5. haskap requires abundance of water during growth season, it is a must;

6. requires cross pollination – berries are better formed, bigger and then contain more seeds and sugar. Early blooming season – March-April – solitary bees and bumble bees work better than honey bees. Low temperatures and bad weather are better tolerated by wild pollinators, nevertheless, during warm, windless weather in blooming time honey bees are the best;

7. simultaneously blooming cultivars should be planted in neighboring rows, it makes cross pollination more effective.

8. Late frost resistant, open flowers survive – 8-10⁰C.
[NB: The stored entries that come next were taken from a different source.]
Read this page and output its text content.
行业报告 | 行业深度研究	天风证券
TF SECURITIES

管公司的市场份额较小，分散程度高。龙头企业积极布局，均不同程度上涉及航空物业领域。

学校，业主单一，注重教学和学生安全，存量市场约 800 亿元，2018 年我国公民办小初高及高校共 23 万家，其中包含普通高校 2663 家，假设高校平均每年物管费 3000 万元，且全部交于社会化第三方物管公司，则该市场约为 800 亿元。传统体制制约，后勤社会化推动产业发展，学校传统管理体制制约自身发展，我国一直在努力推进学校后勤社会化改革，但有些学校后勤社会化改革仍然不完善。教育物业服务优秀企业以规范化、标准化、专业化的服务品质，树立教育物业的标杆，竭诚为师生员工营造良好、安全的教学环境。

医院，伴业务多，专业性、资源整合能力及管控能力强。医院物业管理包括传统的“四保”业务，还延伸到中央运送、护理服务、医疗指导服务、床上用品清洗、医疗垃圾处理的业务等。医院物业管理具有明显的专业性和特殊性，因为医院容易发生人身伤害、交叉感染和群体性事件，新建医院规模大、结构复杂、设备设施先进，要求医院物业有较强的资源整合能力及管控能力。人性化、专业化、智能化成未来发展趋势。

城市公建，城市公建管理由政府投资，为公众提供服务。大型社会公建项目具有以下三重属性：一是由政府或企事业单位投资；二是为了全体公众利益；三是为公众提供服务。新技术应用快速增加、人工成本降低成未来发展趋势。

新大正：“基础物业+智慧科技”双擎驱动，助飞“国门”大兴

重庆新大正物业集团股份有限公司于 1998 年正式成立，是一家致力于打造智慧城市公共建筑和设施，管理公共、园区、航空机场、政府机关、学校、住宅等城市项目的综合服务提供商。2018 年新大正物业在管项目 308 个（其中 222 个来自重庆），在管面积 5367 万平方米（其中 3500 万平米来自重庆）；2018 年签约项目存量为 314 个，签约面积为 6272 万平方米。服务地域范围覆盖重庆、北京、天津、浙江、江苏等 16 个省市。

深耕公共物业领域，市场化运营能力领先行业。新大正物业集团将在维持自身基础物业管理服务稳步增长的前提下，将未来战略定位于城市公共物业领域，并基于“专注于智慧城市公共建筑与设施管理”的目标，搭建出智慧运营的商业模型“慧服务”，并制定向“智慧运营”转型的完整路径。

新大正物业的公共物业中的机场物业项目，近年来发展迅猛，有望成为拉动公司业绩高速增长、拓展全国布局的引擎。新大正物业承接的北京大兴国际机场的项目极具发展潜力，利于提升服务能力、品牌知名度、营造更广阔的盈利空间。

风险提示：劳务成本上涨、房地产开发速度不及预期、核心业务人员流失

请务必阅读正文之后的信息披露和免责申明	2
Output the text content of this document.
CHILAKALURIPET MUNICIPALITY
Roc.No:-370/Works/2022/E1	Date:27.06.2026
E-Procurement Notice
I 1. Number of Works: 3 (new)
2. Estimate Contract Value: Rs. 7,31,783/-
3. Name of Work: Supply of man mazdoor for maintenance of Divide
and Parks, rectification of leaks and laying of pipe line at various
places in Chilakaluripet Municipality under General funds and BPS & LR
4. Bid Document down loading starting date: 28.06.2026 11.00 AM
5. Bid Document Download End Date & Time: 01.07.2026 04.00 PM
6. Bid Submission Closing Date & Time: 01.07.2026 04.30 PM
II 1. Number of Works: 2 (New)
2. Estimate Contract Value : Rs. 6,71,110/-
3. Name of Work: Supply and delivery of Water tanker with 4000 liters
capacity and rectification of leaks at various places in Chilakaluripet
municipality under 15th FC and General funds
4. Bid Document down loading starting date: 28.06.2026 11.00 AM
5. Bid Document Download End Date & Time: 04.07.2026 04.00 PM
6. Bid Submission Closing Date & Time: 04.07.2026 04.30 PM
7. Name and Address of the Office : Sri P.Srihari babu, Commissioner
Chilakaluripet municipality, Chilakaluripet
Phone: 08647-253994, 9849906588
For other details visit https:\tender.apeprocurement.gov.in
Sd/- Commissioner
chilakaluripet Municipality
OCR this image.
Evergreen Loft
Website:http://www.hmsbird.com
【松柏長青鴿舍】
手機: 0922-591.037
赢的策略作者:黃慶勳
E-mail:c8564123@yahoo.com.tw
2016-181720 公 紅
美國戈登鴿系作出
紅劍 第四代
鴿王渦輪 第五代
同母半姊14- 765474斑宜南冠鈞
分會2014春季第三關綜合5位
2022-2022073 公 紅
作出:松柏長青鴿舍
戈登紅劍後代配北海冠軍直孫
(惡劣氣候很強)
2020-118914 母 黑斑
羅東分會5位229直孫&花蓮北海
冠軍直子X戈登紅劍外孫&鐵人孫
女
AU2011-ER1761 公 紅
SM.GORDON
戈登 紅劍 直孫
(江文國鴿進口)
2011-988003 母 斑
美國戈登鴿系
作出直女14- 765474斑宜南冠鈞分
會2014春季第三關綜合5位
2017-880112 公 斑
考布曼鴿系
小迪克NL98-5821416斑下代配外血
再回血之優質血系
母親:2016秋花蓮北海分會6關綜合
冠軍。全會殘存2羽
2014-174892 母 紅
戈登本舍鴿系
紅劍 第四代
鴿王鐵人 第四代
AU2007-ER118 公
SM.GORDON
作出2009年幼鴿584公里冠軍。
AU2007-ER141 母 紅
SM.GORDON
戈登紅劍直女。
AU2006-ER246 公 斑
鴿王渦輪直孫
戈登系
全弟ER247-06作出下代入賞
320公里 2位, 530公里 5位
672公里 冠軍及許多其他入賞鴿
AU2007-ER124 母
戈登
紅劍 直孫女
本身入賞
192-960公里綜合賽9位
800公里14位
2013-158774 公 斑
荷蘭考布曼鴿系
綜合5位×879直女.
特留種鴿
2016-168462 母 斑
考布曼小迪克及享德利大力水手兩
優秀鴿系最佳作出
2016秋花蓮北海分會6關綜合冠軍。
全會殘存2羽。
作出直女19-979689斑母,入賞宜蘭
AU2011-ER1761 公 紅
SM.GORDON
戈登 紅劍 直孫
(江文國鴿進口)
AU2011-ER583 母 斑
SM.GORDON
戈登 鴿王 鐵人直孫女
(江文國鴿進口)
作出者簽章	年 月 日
People look for healthy food and they eagerly pay better price for health supporting food products. Quality certification of the berries should be implemented in the orchards, it will improve access to the market and can markedly influence on the price of haskap berries.


Home gardens:

1. minimum 2 varieties should be planted (cross pollination), 4 matured plants in good garden conditions can give up to 30 kg of haskap;

2. haskap thrives in full sun and well ventilated place;

3. watering is essential in dryer months, especially during berry ripening;

4. can live and crop 25–35 years.


6. How haskap looks like?


Plant – strong bush, can reach maximum height up to 3 m and similar width. Branches are flexible to stiff. Commercially important varieties are smaller, mature plants can reach 200 cm of height and 200 cm of width.   Leaves are deciduous, pubescent when young, then glabrous, elliptic, or broadly elliptic, usually acute, arranged opposite, can reach more 10 cm.


Flowers are hermaphroditic, creamy yellowish, inconspicuous, require crosspollination, with two joined ovaries, being pollinated by insects. Gathered in inflorescences on 1 year old stems, berries ripen at least after 70 days after pollination.

Fruit – berries – round shaped to oval, sometimes very elongated, weight can exceed 5 grams, length to app 5 cm, skin is dark purple to almost black, often with almost white, waxy bloom. Firmness from very good to at least acceptable. Fully ripened berries get soft and shrink (sugar concentration grows). The best dessert cultivars are firm, tasty, and big, should be picked by hand. So far, mechanical, gentle way of harvest is not available. However, there are a few promising solutions.